In today's Tax Foundation blog, Gerald Prante has an article comparing the effects of higher marginal tax rates to means-tested entitlement programs.  Toward the end, he makes the following observation:

Overall, regardless of the policies the Fiscal Commission recommends (if any), the public cannot take Republicans seriously when they stick to their no new taxes pledge while at the same time promising to protect Medicare from cuts.
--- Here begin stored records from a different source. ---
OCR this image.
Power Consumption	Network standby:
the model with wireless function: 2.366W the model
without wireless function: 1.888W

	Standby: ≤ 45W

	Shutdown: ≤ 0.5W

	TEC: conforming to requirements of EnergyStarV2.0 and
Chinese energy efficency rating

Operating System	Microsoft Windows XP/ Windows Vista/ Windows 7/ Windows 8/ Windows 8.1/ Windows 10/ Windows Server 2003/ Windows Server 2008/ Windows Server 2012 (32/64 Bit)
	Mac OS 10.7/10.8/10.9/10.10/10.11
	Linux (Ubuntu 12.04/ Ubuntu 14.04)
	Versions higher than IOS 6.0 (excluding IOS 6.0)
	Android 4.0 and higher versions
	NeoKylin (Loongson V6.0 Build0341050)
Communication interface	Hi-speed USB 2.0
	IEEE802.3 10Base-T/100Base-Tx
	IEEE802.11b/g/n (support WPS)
Similarly, the public cannot take Democrats seriously when they promise to protect entitlement programs while at the same time promising not to raise taxes on those outside the top 3 percent.
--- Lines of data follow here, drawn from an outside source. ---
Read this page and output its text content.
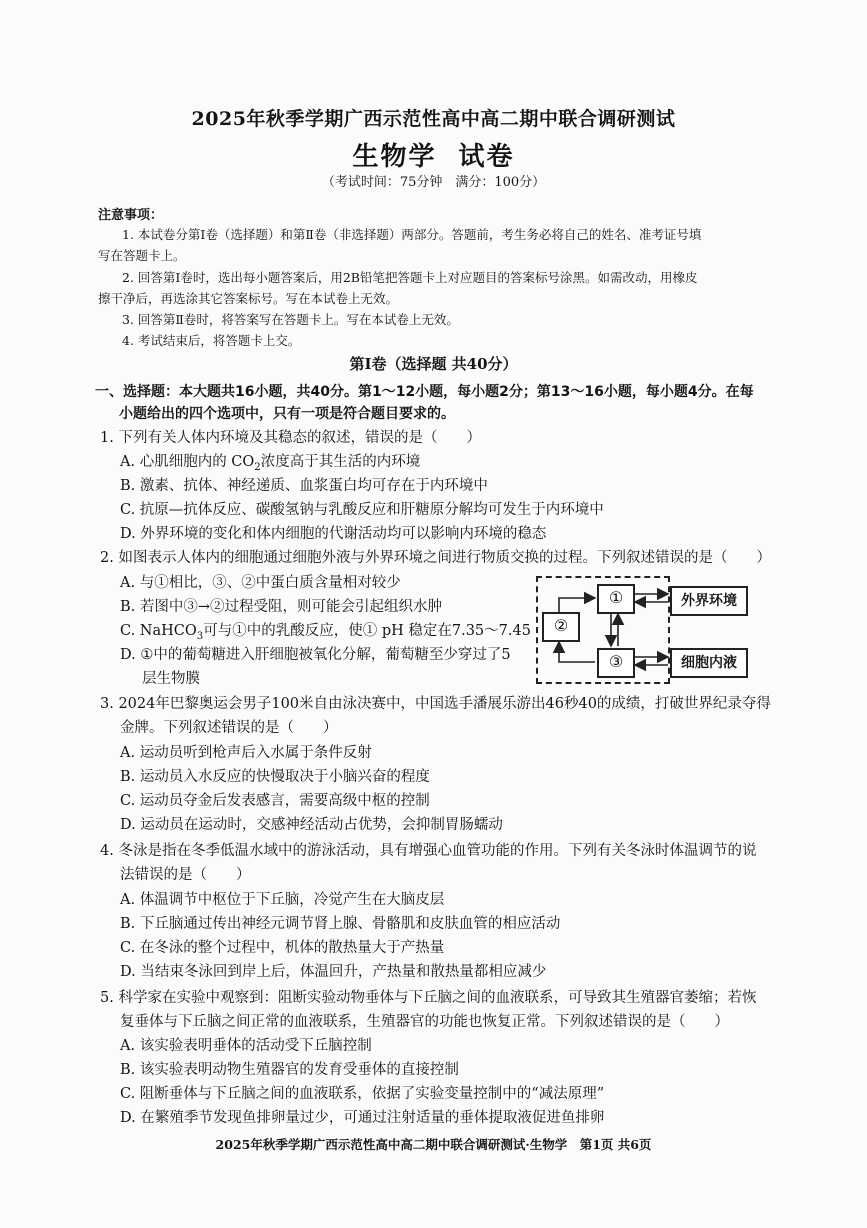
2025年秋季学期广西示范性高中高二期中联合调研测试
生物学 试卷
（考试时间：75分钟　满分：100分）
注意事项：
1. 本试卷分第Ⅰ卷（选择题）和第Ⅱ卷（非选择题）两部分。答题前，考生务必将自己的姓名、准考证号填
写在答题卡上。
2. 回答第Ⅰ卷时，选出每小题答案后，用2B铅笔把答题卡上对应题目的答案标号涂黑。如需改动，用橡皮
擦干净后，再选涂其它答案标号。写在本试卷上无效。
3. 回答第Ⅱ卷时，将答案写在答题卡上。写在本试卷上无效。
4. 考试结束后，将答题卡上交。
第Ⅰ卷（选择题 共40分）
一、选择题：本大题共16小题，共40分。第1～12小题，每小题2分；第13～16小题，每小题4分。在每
小题给出的四个选项中，只有一项是符合题目要求的。
1. 下列有关人体内环境及其稳态的叙述，错误的是（　　）
A. 心肌细胞内的 $CO_2$浓度高于其生活的内环境
B. 激素、抗体、神经递质、血浆蛋白均可存在于内环境中
C. 抗原—抗体反应、碳酸氢钠与乳酸反应和肝糖原分解均可发生于内环境中
D. 外界环境的变化和体内细胞的代谢活动均可以影响内环境的稳态
2. 如图表示人体内的细胞通过细胞外液与外界环境之间进行物质交换的过程。下列叙述错误的是（　　）
A. 与①相比，③、②中蛋白质含量相对较少
B. 若图中③→②过程受阻，则可能会引起组织水肿
C. NaHCO$_3$可与①中的乳酸反应，使① pH 稳定在7.35～7.45
D. ①中的葡萄糖进入肝细胞被氧化分解，葡萄糖至少穿过了5
层生物膜
①
②
③
外界环境
细胞内液
3. 2024年巴黎奥运会男子100米自由泳决赛中，中国选手潘展乐游出46秒40的成绩，打破世界纪录夺得
金牌。下列叙述错误的是（　　）
A. 运动员听到枪声后入水属于条件反射
B. 运动员入水反应的快慢取决于小脑兴奋的程度
C. 运动员夺金后发表感言，需要高级中枢的控制
D. 运动员在运动时，交感神经活动占优势，会抑制胃肠蠕动
4. 冬泳是指在冬季低温水域中的游泳活动，具有增强心血管功能的作用。下列有关冬泳时体温调节的说
法错误的是（　　）
A. 体温调节中枢位于下丘脑，冷觉产生在大脑皮层
B. 下丘脑通过传出神经元调节肾上腺、骨骼肌和皮肤血管的相应活动
C. 在冬泳的整个过程中，机体的散热量大于产热量
D. 当结束冬泳回到岸上后，体温回升，产热量和散热量都相应减少
5. 科学家在实验中观察到：阻断实验动物垂体与下丘脑之间的血液联系，可导致其生殖器官萎缩；若恢
复垂体与下丘脑之间正常的血液联系，生殖器官的功能也恢复正常。下列叙述错误的是（　　）
A. 该实验表明垂体的活动受下丘脑控制
B. 该实验表明动物生殖器官的发育受垂体的直接控制
C. 阻断垂体与下丘脑之间的血液联系，依据了实验变量控制中的“减法原理”
D. 在繁殖季节发现鱼排卵量过少，可通过注射适量的垂体提取液促进鱼排卵
2025年秋季学期广西示范性高中高二期中联合调研测试·生物学　第1页 共6页
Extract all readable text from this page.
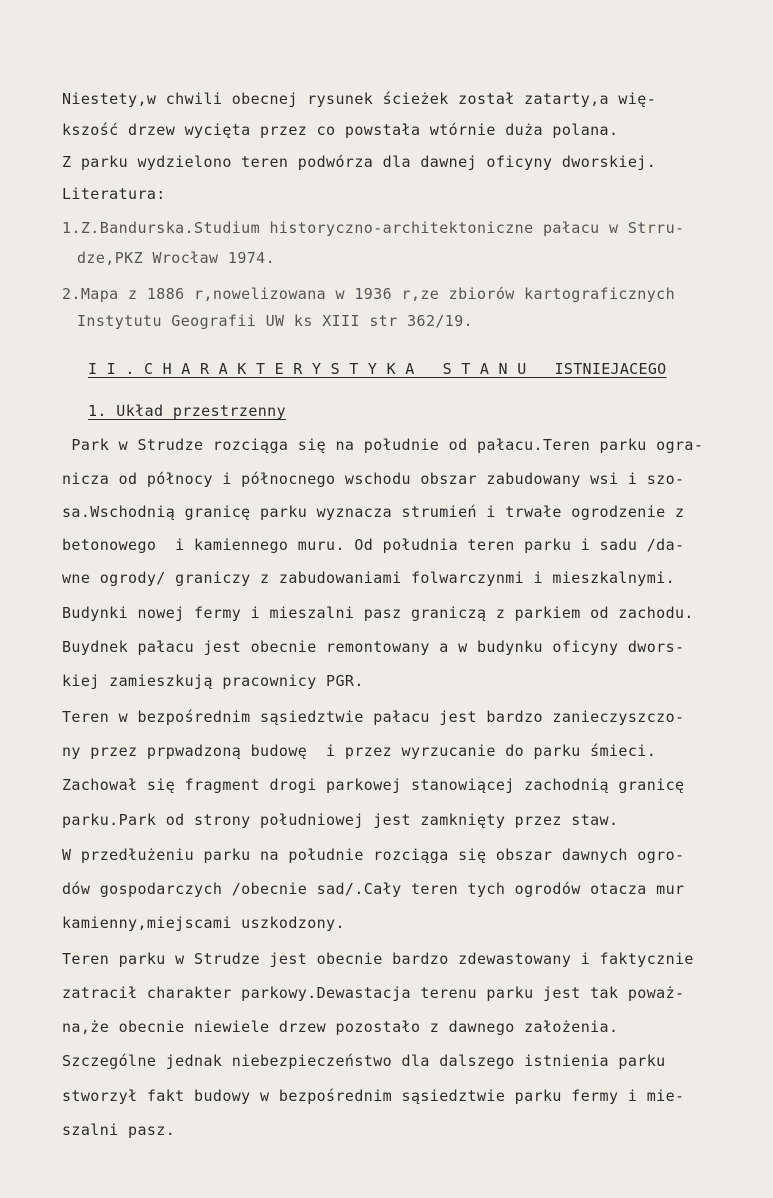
Niestety,w chwili obecnej rysunek ścieżek został zatarty,a wię-

kszość drzew wycięta przez co powstała wtórnie duża polana.

Z parku wydzielono teren podwórza dla dawnej oficyny dworskiej.

Literatura:

1.Z.Bandurska.Studium historyczno-architektoniczne pałacu w Strru-

dze,PKZ Wrocław 1974.

2.Mapa z 1886 r,nowelizowana w 1936 r,ze zbiorów kartograficznych

Instytutu Geografii UW ks XIII str 362/19.

I I . C H A R A K T E R Y S T Y K A   S T A N U   ISTNIEJACEGO

1. Układ przestrzenny

Park w Strudze rozciąga się na południe od pałacu.Teren parku ogra-

nicza od północy i północnego wschodu obszar zabudowany wsi i szo-

sa.Wschodnią granicę parku wyznacza strumień i trwałe ogrodzenie z

betonowego  i kamiennego muru. Od południa teren parku i sadu /da-

wne ogrody/ graniczy z zabudowaniami folwarczynmi i mieszkalnymi.

Budynki nowej fermy i mieszalni pasz graniczą z parkiem od zachodu.

Buydnek pałacu jest obecnie remontowany a w budynku oficyny dwors-

kiej zamieszkują pracownicy PGR.

Teren w bezpośrednim sąsiedztwie pałacu jest bardzo zanieczyszczo-

ny przez prpwadzoną budowę  i przez wyrzucanie do parku śmieci.

Zachował się fragment drogi parkowej stanowiącej zachodnią granicę

parku.Park od strony południowej jest zamknięty przez staw.

W przedłużeniu parku na południe rozciąga się obszar dawnych ogro-

dów gospodarczych /obecnie sad/.Cały teren tych ogrodów otacza mur

kamienny,miejscami uszkodzony.

Teren parku w Strudze jest obecnie bardzo zdewastowany i faktycznie

zatracił charakter parkowy.Dewastacja terenu parku jest tak poważ-

na,że obecnie niewiele drzew pozostało z dawnego założenia.

Szczególne jednak niebezpieczeństwo dla dalszego istnienia parku

stworzył fakt budowy w bezpośrednim sąsiedztwie parku fermy i mie-

szalni pasz.
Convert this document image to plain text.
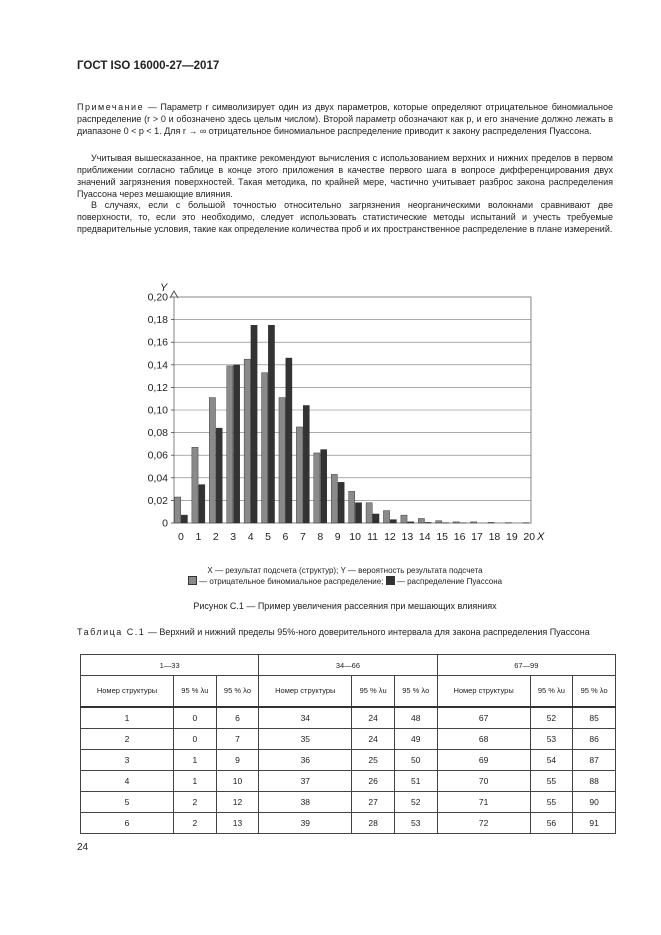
ГОСТ ISO 16000-27—2017
Примечание — Параметр r символизирует один из двух параметров, которые определяют отрицательное биномиальное распределение (r > 0 и обозначено здесь целым числом). Второй параметр обозначают как p, и его значение должно лежать в диапазоне 0 < p < 1. Для r → ∞ отрицательное биномиальное распределение приводит к закону распределения Пуассона.
Учитывая вышесказанное, на практике рекомендуют вычисления с использованием верхних и нижних пределов в первом приближении согласно таблице в конце этого приложения в качестве первого шага в вопросе дифференцирования двух значений загрязнения поверхностей. Такая методика, по крайней мере, частично учитывает разброс закона распределения Пуассона через мешающие влияния.
В случаях, если с большой точностью относительно загрязнения неорганическими волокнами сравнивают две поверхности, то, если это необходимо, следует использовать статистические методы испытаний и учесть требуемые предварительные условия, такие как определение количества проб и их пространственное распределение в плане измерений.
0
0,02
0,04
0,06
0,08
0,10
0,12
0,14
0,16
0,18
0,20
Y
X
0 1 2 3 4 5 6 7 8 9 10 11 12 13 14 15 16 17 18 19 20
X — результат подсчета (структур); Y — вероятность результата подсчета
— отрицательное биномиальное распределение; — распределение Пуассона
Рисунок С.1 — Пример увеличения рассеяния при мешающих влияниях
Таблица С.1 — Верхний и нижний пределы 95%-ного доверительного интервала для закона распределения Пуассона
1—33			34—66			67—99		
Номер структуры	95 % λu	95 % λo	Номер структуры	95 % λu	95 % λo	Номер структуры	95 % λu	95 % λo
1	0	6	34	24	48	67	52	85
2	0	7	35	24	49	68	53	86
3	1	9	36	25	50	69	54	87
4	1	10	37	26	51	70	55	88
5	2	12	38	27	52	71	55	90
6	2	13	39	28	53	72	56	91
24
First, the Taxpayer Protection Pledge is not dependent upon any spending reforms.  It can most certainly be taken seriously no matter what is done on spending.  Over time, spending must be controlled and politicians are loathe to deal with that.  But that doesn't make the Pledge less serious.  The Pledge is not a magic elixer to fix every fiscal problem.  It's simply a promise politicians make to their constituents to not raise income taxes.  In fact, the Pledge makes spending reform more likely, since they have taken taxes off the table as surely as Cortes burned his ships.

Second, there are two over-spending crises facing the federal government.  The first is a short term over-spending margin (i.e., "budget deficit").  As Dan Mitchell of the Cato Institute has pointed out, this short-term problem could be solved by limiting federal spending growth to 2 percent annually for a decade.  All tax hikes can be avoided in this scenario.  One could pretty easily hold Medicare harmless within that global spending cap. 
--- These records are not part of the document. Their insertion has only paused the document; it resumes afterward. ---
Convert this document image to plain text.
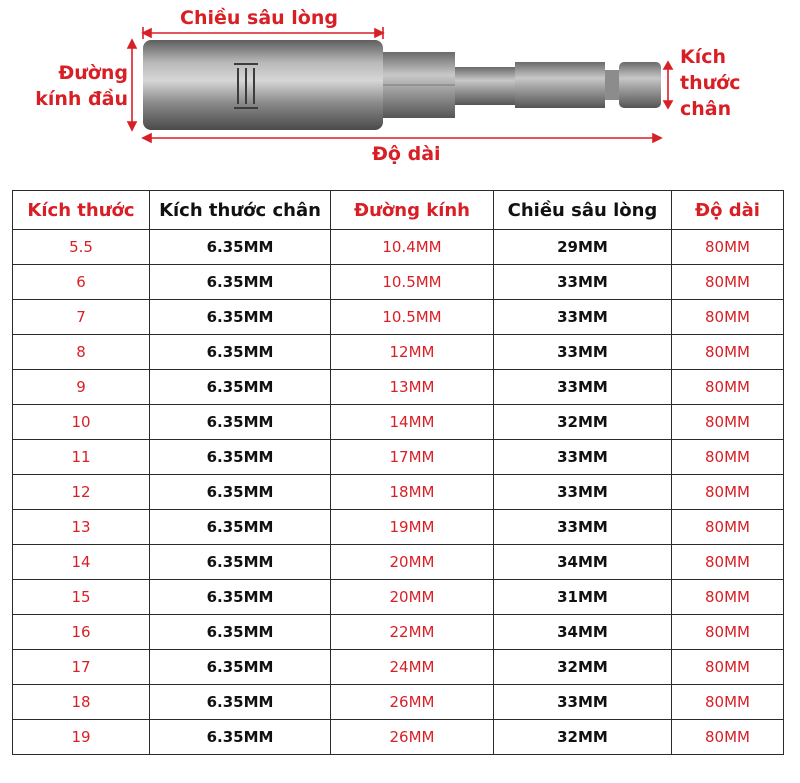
Chiều sâu lòng
Đường
kính đầu
Kích
thước
chân
Độ dài
Kích thước	Kích thước chân	Đường kính	Chiều sâu lòng	Độ dài
5.5	6.35MM	10.4MM	29MM	80MM
6	6.35MM	10.5MM	33MM	80MM
7	6.35MM	10.5MM	33MM	80MM
8	6.35MM	12MM	33MM	80MM
9	6.35MM	13MM	33MM	80MM
10	6.35MM	14MM	32MM	80MM
11	6.35MM	17MM	33MM	80MM
12	6.35MM	18MM	33MM	80MM
13	6.35MM	19MM	33MM	80MM
14	6.35MM	20MM	34MM	80MM
15	6.35MM	20MM	31MM	80MM
16	6.35MM	22MM	34MM	80MM
17	6.35MM	24MM	32MM	80MM
18	6.35MM	26MM	33MM	80MM
19	6.35MM	26MM	32MM	80MM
The long-term over-spending problem is much more massive.  In rough terms, federal spending will grow from 20 percent of GDP to 40 percent of GDP by the time today's children enter retirement.  Taxes will remain at the historical 20 percent of GDP level, so it's imperative that spending's long-term trend growth come down.

The main source of spending growth is Medicare.  There simply must be massively-huge long-term budget reforms within Medicare.  That may have to include means testing, and it's hard to see how Medicare can be reformed without it. 

However, that's a problem for the long-term spending crisis, not the short-term one.  And not reforming Medicare in the short term doesn't undermine the credibility of the Taxpayer Protection Pledge.  It is probably true that the "Cortes effect" of taking taxes off the table is the only hope we have of keeping spending squarely on the table in the long term.  The Pledge is not the enemy of Medicare reform–it's the only hope.

Prante has it backwards: spending cuts don't need to be on the table to take the Pledge seriously; rather, the only way to take spending cuts seriously is to have the Pledge there to close the escape hatch.